La storia breve è questa: il ddl Zan aveva i numeri per essere approvato al Senato e ora non li ha più, perché una delle forze che lo ha votato alla Camera, Italia viva, ha deciso di ritirare il suo appoggio.

La storia lunga richiederebbe di ricordare, per lo meno, che nel primo passaggio parlamentare fu lo stesso partito, con la deputata Lucia Annibali, a firmare l’emendamento che introduce all’articolo 1 le definizioni di “sesso”, “genere”, “orientamento sessuale” e “identità di genere”, come motivi di discriminazione e violenza. Proprio i termini che ora Renzi punta ad abolire per cercare un accordo ampio a destra.

Al di là delle ragioni recondite della mossa di Italia viva, su cui sono aperte le speculazioni, il punto politico che emerge con evidenza è l’intenzione di eliminare dal provvedimento il rimando alle dimensioni della personalità elencate all’articolo 1 come meritevoli di tutela da parte dell’ordinamento.

Solo così si può interpretare la proposta di sostituire ai termini contestati le parole “omofobia” e “transfobia”, che per la loro indeterminatezza portarono ad arenarsi provvedimenti analoghi in passato.

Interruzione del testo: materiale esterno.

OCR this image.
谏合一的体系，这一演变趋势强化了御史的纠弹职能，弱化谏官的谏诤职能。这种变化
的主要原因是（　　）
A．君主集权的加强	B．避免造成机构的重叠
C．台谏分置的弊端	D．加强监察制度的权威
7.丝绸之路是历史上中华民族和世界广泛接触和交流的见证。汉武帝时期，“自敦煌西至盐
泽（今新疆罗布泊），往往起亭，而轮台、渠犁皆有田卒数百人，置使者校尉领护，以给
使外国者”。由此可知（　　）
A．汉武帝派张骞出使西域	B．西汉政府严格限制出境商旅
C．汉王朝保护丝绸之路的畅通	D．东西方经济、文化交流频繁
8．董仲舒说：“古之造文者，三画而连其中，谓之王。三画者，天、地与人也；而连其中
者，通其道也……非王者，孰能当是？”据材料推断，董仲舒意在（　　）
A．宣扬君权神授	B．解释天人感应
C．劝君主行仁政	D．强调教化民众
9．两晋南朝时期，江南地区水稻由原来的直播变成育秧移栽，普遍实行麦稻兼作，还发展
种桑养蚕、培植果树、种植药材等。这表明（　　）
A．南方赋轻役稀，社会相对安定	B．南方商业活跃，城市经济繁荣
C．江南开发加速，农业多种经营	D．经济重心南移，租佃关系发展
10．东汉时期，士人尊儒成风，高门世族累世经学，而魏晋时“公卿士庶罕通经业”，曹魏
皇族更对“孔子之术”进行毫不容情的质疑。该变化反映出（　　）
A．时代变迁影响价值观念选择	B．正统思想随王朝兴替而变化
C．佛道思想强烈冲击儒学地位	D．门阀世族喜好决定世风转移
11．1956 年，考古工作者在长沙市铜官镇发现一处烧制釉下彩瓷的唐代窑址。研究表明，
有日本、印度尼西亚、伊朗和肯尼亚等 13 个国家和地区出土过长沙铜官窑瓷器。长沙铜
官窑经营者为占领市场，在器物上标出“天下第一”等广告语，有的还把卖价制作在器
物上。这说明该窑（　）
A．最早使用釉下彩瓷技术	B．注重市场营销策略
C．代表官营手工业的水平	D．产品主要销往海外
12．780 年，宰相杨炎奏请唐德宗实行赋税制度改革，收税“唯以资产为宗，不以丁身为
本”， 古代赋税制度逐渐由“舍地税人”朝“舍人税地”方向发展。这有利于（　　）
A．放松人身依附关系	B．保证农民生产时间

Si tratta, ancora una volta, di rallentare il processo di costruzione di quella che il sociologo Éric Fassin chiama «democrazia sessuale»: una società e un sistema politico in cui le norme relative al genere e alla sessualità – pensiamo solo al matrimonio, all’aborto o alla violenza contro le donne – siano oggetto di discorso pubblico, non traduzione di un presunto «ordine naturale».

Gli avversari di questo progetto sono noti. Non solo il Vaticano, la cui posizione contraria al ddl Zan ha pesato senza dubbio sull’irrigidimento delle posizioni contrarie e sulla retromarcia di Renzi, ma tutte le forze politiche che in Europa sono schierate a difesa della famiglia – s’intende, eterosessuale – come «unità fondamentale delle nostre nazioni».

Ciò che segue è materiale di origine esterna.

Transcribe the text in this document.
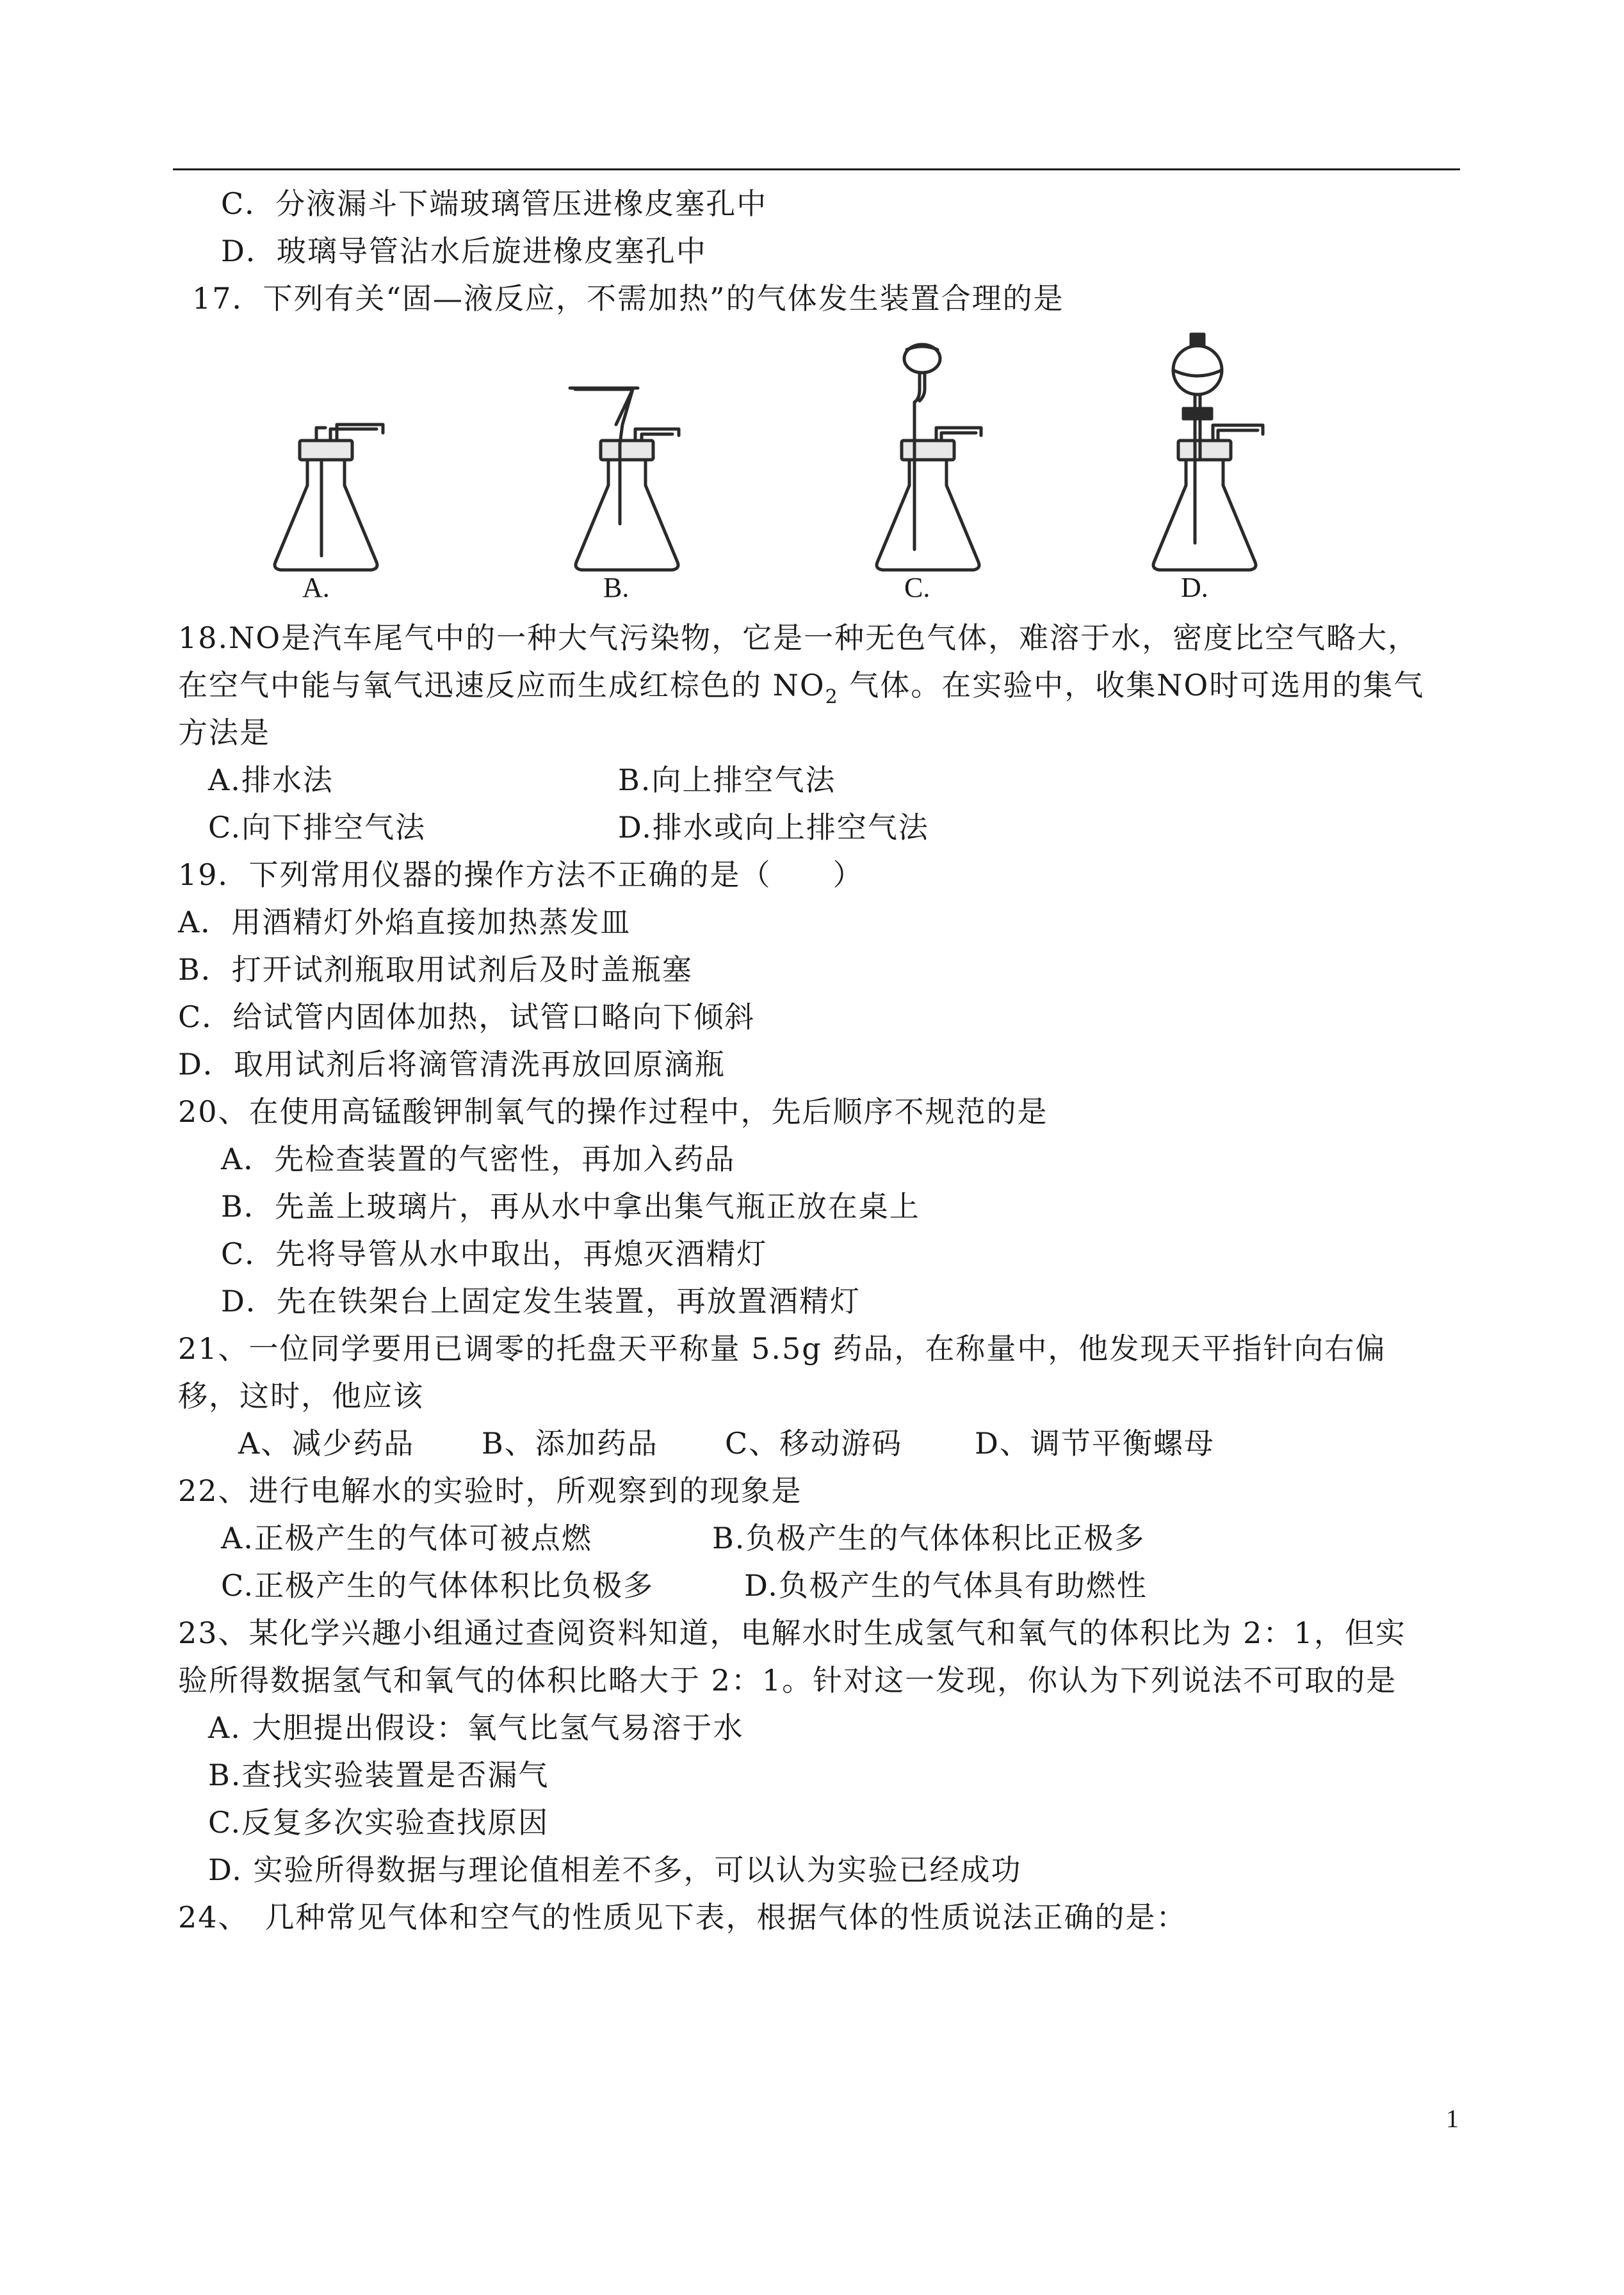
C．分液漏斗下端玻璃管压进橡皮塞孔中
D．玻璃导管沾水后旋进橡皮塞孔中
17．下列有关“固—液反应，不需加热”的气体发生装置合理的是
A.	B.	C.	D.
18.NO是汽车尾气中的一种大气污染物，它是一种无色气体，难溶于水，密度比空气略大，
在空气中能与氧气迅速反应而生成红棕色的 $NO_2$ 气体。在实验中，收集NO时可选用的集气
方法是
A.排水法	B.向上排空气法
C.向下排空气法	D.排水或向上排空气法
19．下列常用仪器的操作方法不正确的是（　　）
A．用酒精灯外焰直接加热蒸发皿
B．打开试剂瓶取用试剂后及时盖瓶塞
C．给试管内固体加热，试管口略向下倾斜
D．取用试剂后将滴管清洗再放回原滴瓶
20、在使用高锰酸钾制氧气的操作过程中，先后顺序不规范的是
A．先检查装置的气密性，再加入药品
B．先盖上玻璃片，再从水中拿出集气瓶正放在桌上
C．先将导管从水中取出，再熄灭酒精灯
D．先在铁架台上固定发生装置，再放置酒精灯
21、一位同学要用已调零的托盘天平称量 5.5g 药品，在称量中，他发现天平指针向右偏
移，这时，他应该
A、减少药品 B、添加药品 C、移动游码 D、调节平衡螺母
22、进行电解水的实验时，所观察到的现象是
A.正极产生的气体可被点燃	B.负极产生的气体体积比正极多
C.正极产生的气体体积比负极多	D.负极产生的气体具有助燃性
23、某化学兴趣小组通过查阅资料知道，电解水时生成氢气和氧气的体积比为 2：1，但实
验所得数据氢气和氧气的体积比略大于 2：1。针对这一发现，你认为下列说法不可取的是
A. 大胆提出假设：氧气比氢气易溶于水
B.查找实验装置是否漏气
C.反复多次实验查找原因
D. 实验所得数据与理论值相差不多，可以认为实验已经成功
24、　几种常见气体和空气的性质见下表，根据气体的性质说法正确的是：
1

L’abbiamo letto nella dichiarazione firmata pochi giorni fa dai leader di sedici partiti dell’ultradestra, tra cui Marine Le Pen, Viktor Orbán, Jaroslav Kaczynski, Matteo Salvini, Giorgia Meloni, Santiago Abascal di Vox.

Alleate nell’intento di respingere «l’iperattivismo moralista» dell’Unione europea, le destre utilizzano anche metodi simili in diversi paesi per tacciare di furore ideologico i promotori di riforme nel campo dei diritti.

Se la domanda di riconoscimento delle minoranze Lgbt è ridotta a “ideologia” – dove la parola stessa rimanda alla logica totalitaria di deduzione di conseguenze nefaste da premesse aprioristiche – l’opposizione a essa può presentarsi come “buonsenso”, ma anche come strategia anti-egemonica ed espressione di libertà. Nascondendo, così, il carattere ideologico dello stesso pensiero dominante sul genere e la sessualità che intende difendere.

Attraverso i conflitti sui diritti Lgbt passa oggi una frontiera politica che divide gli stati del mondo, nonché l’opinione pubblica e la politica al loro interno.

I partiti italiani che, guardando a paesi come l’Ungheria e la Polonia, vedono una minaccia, e non una promessa, devono decidere da che parte stare.